PasswdFinder boasts a barebones and simple UI. When you launch the application, it displays a notification about how it doesn’t send any confidential data to the internet, or update automatically to a newer version. In fact one of the best thing about the app is that it does nothing at all over the internet. This should set many at ease, as the primary concern of users with such apps is the risk of getting their passwords silently sent to someone else.
Upon launch, the app automatically starts scanning supported applications and lists any accounts and passwords it finds along the way. Passwords are displayed under the application they were saved in. Some passwords can still remain irrecoverable however, and a Hidden tag is shows for them.
Using the right-click context menu, you can choose a variety of actions to copy the account and password information, delete it from the displayed results, refresh the list, or find a specific entry that comes handy if you have a huge list of results. In addition, you can export the password list to an HTML file or print it using the relevant toolbar buttons.
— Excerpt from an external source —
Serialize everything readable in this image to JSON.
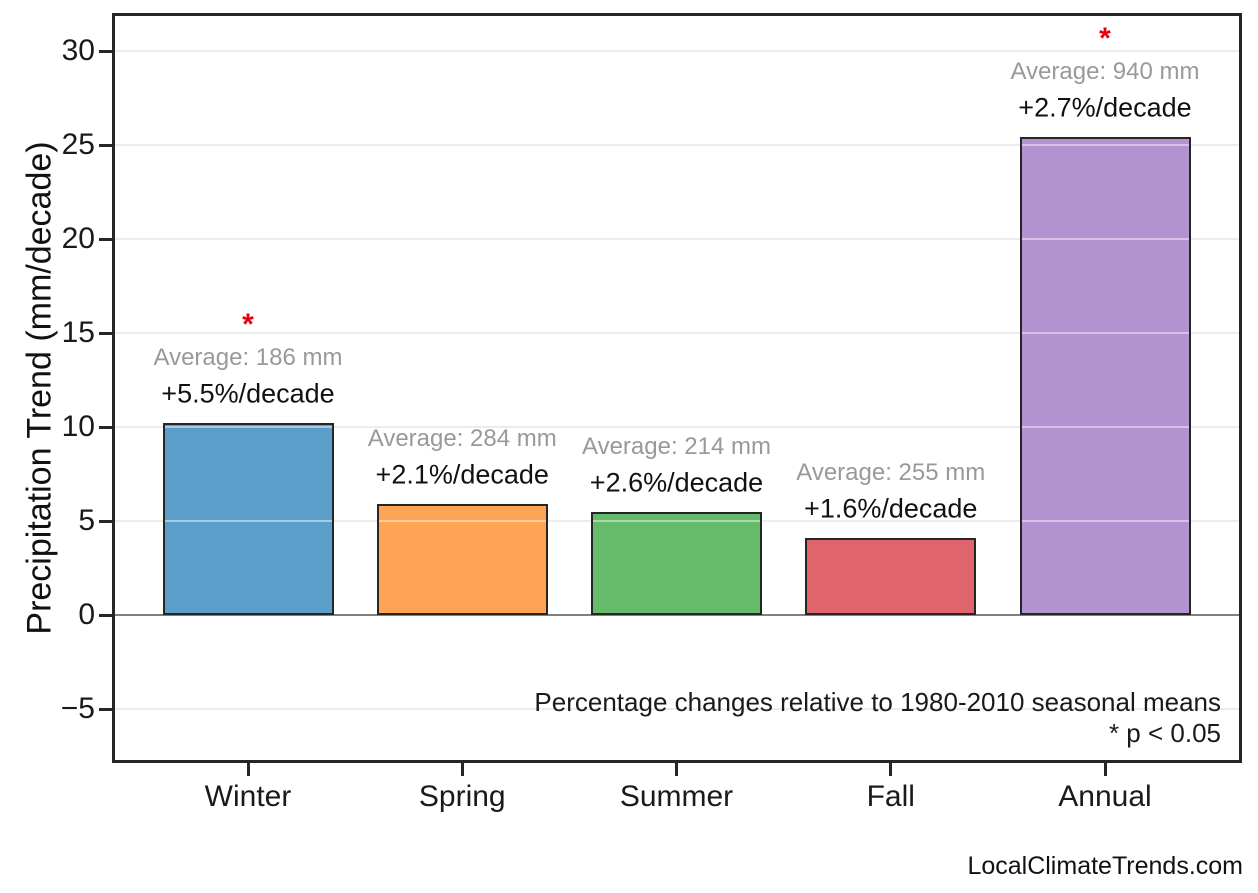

Just like the app’s interface, its options interface is minimal and straight-forward as well. Just click the options button on the toolbar (the hammer icon), and you’ll see the list of all the apps supported by PasswdFinder. From here, you can manually select or deselect the applications to include or exclude them from being scanned, based on your requirements. As we mentioned before, PasswrdFinder supports a massive number of applications to find saved passwords from, including Firefox, Google Chrome, Safari, Opera, Outlook, Yahoo Messenger, MSN Messenger, CamFrog, Google Talk, ICQ, Mozilla Thunderbird, and a lot more.
In conclusion, PasswdFinder is a really useful tool that can prove to be indispensable when you suddenly need to use a password for an app you regularly use, but don’t remember it because you haven’t had to enter it manually in ages, thanks to having it saved in the app. PasswdFinder works on Windows XP, Windows Vista, Windows 7 and Windows 8.